If Mrs. Steady was also Mrs. Lazy, then nothing much gets done and she won't be an effective help meet to her husband and won't be instrumental to his success. She will be too laid-back and apathetic to really "care."
- The Command Man who expects to be served will not be served.
- The Visionary Man who expects to have an ally for his brilliant ideas will not have anybody cheering him on.
- And even the usually cool Mr. Steady Man will not find satisfaction in having her as a partner in life. He is already laid-back, but lazy is waaaay more than just being easy-going. It is sloth meets apathy.
- A godly Steady Woman likes having to walk beside her man, as her husband grows in his own right before God and her.
- She brings peace and safety to her husband's soul. Her gentleness is not a sign of weakness but of bridled strength. Her hesitation is not indecision; it is cautious wisdom.
- Since she is content to just stay in the background, Mrs. Steady must learn the perfect balance of being quiet as opposed to losing her voice. For her to be an active help meet, she must bring all of her good virtues to her marriage and not be afraid to speak her mind, albeit respectfully.
- Mrs. Steady should not confuse biblical submission with being a doormat or not having any say, in anything. Remember, doormats do not glorify God either!
3 Similarly, teach the older women to live in a way that honors God. They must not slander others or be heavy drinkers.[a] Instead, they should teach others what is good. 4 These older women must train the younger women to love their husbands and their children, 5 to live wisely and be pure, to work in their homes,[b] to do good, and to be submissive to their husbands. Then they will not bring shame on the word of God.

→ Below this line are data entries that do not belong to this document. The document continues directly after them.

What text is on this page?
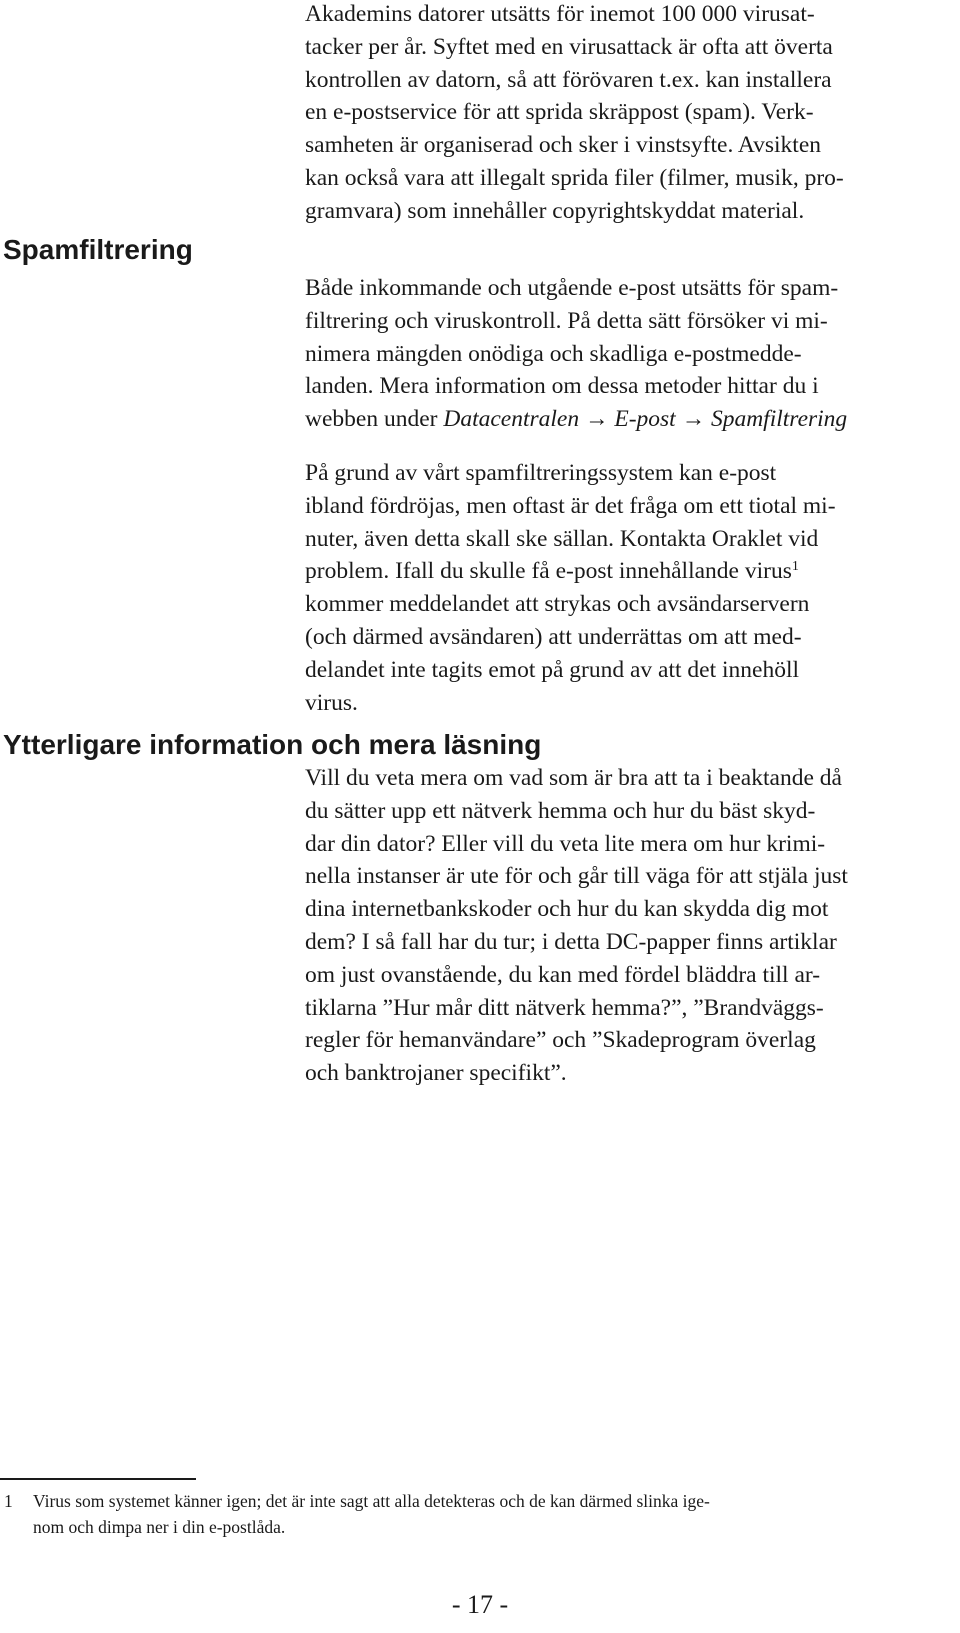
Akademins datorer utsätts för inemot 100 000 virusat-
tacker per år. Syftet med en virusattack är ofta att överta
kontrollen av datorn, så att förövaren t.ex. kan installera
en e-postservice för att sprida skräppost (spam). Verk-
samheten är organiserad och sker i vinstsyfte. Avsikten
kan också vara att illegalt sprida filer (filmer, musik, pro-
gramvara) som innehåller copyrightskyddat material.

Spamfiltrering

Både inkommande och utgående e-post utsätts för spam-
filtrering och viruskontroll. På detta sätt försöker vi mi-
nimera mängden onödiga och skadliga e-postmedde-
landen. Mera information om dessa metoder hittar du i
webben under Datacentralen → E-post → Spamfiltrering

På grund av vårt spamfiltreringssystem kan e-post
ibland fördröjas, men oftast är det fråga om ett tiotal mi-
nuter, även detta skall ske sällan. Kontakta Oraklet vid
problem. Ifall du skulle få e-post innehållande virus$^1$
kommer meddelandet att strykas och avsändarservern
(och därmed avsändaren) att underrättas om att med-
delandet inte tagits emot på grund av att det innehöll
virus.

Ytterligare information och mera läsning

Vill du veta mera om vad som är bra att ta i beaktande då
du sätter upp ett nätverk hemma och hur du bäst skyd-
dar din dator? Eller vill du veta lite mera om hur krimi-
nella instanser är ute för och går till väga för att stjäla just
dina internetbankskoder och hur du kan skydda dig mot
dem? I så fall har du tur; i detta DC-papper finns artiklar
om just ovanstående, du kan med fördel bläddra till ar-
tiklarna ”Hur mår ditt nätverk hemma?”, ”Brandväggs-
regler för hemanvändare” och ”Skadeprogram överlag
och banktrojaner specifikt”.

1 Virus som systemet känner igen; det är inte sagt att alla detekteras och de kan därmed slinka ige-
nom och dimpa ner i din e-postlåda.
- 17 -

A godly, biblically submissive woman also has to be familiar with Proverbs 31, to be an active help meet to her husband -- whether Command, Visionary or Steady. The Proverbs 31 woman is the ultimate "peg" as far as biblical womanhood is concerned.
"Her husband has full confidence in her
and lacks nothing of value." (Prov 31:11)
So, regardless of personality type -- whether you are the strong command woman, the idealistic visionary woman or the laid-back steady woman...
YOU are called to:
respect and submit to one's husband (as unto the Lord), so as not to malign the Word of God.
Biblical Submission does not make us renounce or dispose of our God-given talents. That would dishonor God!
Biblical submission encourages us wives, to use our God-given capabilities to empower our husbands' leadership, as we fulfill our own God-given roles as help meets to them. We are instrumental to the fulfillment of our husbands' God-ordained callings and roles.
We bring into our marriages our commanding personalities, or idealistic tendencies, or our steadfastness... and temper them accordingly, based on the type of man the Lord had given us to be our partners in life (Mr. Command Man, Mr. Visionary, Mr. Steady).
We die to ourselves daily, in order to conform ourselves more to Jesus. There is no perfect personality or temperament, for we will only be made perfect in heaven. But, and while we are still here on earth, we will do our best (with Christ strengthening us), to be the "perfect" help meets to our imperfect husbands, given our human limitations and imperfections.
A transformed life lived in obedience to God's Word, and lived out genuinely in front of one's husband (and others) is the most powerful witnessing a woman can do for God.